In my last article, I decided that rather than writing about mental illness in general, I would write about the personal experience of the recent death of my mother.

I have written many articles on dealing with grief and you can find links to them at the end of this article. As in the first article in this latest series, I have decided to write about my own feelings on the death of a parent and how I coped and am still coping with this major milestone in my life.

Losing a parent can be difficult, and the degree of difficulty varies in terms of how close one was to that parent. Paradoxically, the more difficult the relationship, the more difficult it is to get past the death of that particular parent. I have already written articles on this puzzling aspect of human nature and again, you can find the links to these and many other links on similar topics below.

But regardless of the nature of the relationship between you and your deceased parent, as with any death of any close friend or relative, it takes a minimum of one year to even go through the motions of the initial grieving process. It is important not to put too much pressure on yourself to be “normal” as throwing yourself into work or other means of distraction does work – but only up to a point. Dealing with grief immediately is akin to the old maxim “a stitch in time saves nine,” as the saying goes. Otherwise you might find that one day you may experience enormous grief and sadness a decade down the track that was buried deeply and too quickly at the time of death.

So, in a relatively short period of time I have had to go through the milestones that must be gone through in the first year of a person’s death. So far I have had to deal with my parents’ wedding anniversary, which we always celebrated. Just recently in the week before Christmas, it would have been my mother’s birthday. Then of course, we have just had our first Christmas without my mother, a woman who, by her very title, I know no life without.

We had her famous Christmas pudding for dessert as we have done all my life and likely many years before I was born, as it was her classic dish. In the coming year, I have Mother’s Day to traverse and then my birthday without the woman who gave birth to me.

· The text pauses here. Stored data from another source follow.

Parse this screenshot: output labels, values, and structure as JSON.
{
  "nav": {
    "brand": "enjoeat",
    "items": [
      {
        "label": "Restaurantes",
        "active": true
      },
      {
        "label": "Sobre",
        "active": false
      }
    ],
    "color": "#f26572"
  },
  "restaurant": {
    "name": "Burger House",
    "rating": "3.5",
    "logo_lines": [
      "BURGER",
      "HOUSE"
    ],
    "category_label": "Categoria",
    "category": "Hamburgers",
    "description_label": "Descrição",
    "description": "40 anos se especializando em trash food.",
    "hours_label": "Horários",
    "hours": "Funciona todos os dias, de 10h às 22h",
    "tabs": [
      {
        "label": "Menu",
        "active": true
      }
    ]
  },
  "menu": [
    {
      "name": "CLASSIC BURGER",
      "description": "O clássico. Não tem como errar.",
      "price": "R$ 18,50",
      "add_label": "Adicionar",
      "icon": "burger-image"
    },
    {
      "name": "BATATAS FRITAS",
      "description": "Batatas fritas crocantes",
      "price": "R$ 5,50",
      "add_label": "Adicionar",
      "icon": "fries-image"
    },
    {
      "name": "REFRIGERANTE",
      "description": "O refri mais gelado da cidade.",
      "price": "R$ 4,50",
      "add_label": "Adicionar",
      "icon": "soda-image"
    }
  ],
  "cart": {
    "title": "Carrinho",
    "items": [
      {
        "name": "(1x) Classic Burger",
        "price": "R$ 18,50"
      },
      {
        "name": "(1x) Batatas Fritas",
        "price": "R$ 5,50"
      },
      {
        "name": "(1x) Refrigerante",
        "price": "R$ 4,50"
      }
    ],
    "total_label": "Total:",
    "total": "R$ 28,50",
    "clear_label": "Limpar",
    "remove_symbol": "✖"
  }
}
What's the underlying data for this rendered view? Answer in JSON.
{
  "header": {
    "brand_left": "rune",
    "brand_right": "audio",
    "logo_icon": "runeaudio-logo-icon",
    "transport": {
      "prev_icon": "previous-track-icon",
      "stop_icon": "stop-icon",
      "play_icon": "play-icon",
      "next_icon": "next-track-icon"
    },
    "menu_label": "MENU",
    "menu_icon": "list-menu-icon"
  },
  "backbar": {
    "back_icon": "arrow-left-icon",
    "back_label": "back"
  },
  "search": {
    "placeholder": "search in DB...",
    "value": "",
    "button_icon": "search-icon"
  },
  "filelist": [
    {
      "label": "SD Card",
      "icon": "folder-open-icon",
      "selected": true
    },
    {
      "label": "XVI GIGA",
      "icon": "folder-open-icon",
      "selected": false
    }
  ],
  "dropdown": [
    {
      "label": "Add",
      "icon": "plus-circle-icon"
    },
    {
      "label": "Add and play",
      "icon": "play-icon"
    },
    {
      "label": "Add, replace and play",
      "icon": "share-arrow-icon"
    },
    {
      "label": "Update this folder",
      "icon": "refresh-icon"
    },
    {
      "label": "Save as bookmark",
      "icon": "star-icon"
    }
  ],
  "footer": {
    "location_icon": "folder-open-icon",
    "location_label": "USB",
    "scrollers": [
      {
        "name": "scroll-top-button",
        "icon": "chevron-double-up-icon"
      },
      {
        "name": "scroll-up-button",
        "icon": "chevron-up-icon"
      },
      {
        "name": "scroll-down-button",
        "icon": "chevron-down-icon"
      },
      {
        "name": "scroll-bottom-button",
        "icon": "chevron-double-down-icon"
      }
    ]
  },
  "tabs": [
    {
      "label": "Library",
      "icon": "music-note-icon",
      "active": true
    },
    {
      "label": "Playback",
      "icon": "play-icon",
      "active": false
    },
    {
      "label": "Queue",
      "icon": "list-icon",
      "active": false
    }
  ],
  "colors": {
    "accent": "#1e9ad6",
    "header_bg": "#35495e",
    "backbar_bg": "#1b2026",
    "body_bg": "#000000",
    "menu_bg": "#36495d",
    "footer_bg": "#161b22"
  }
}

But I am one of millions around the world who have just had a Christmas without their parent. Life goes on, as it must, and memories last. And the Christmas pudding is her legacy to us all on that greatest of all family days. I will grieve, but I look ahead to the future that I am making for myself and my mother’s descendants. And that starts in the New Year with the final edit over the next few months to my new book on Narcissistic Personality Disorder. A dream of which my mother would have been so proud.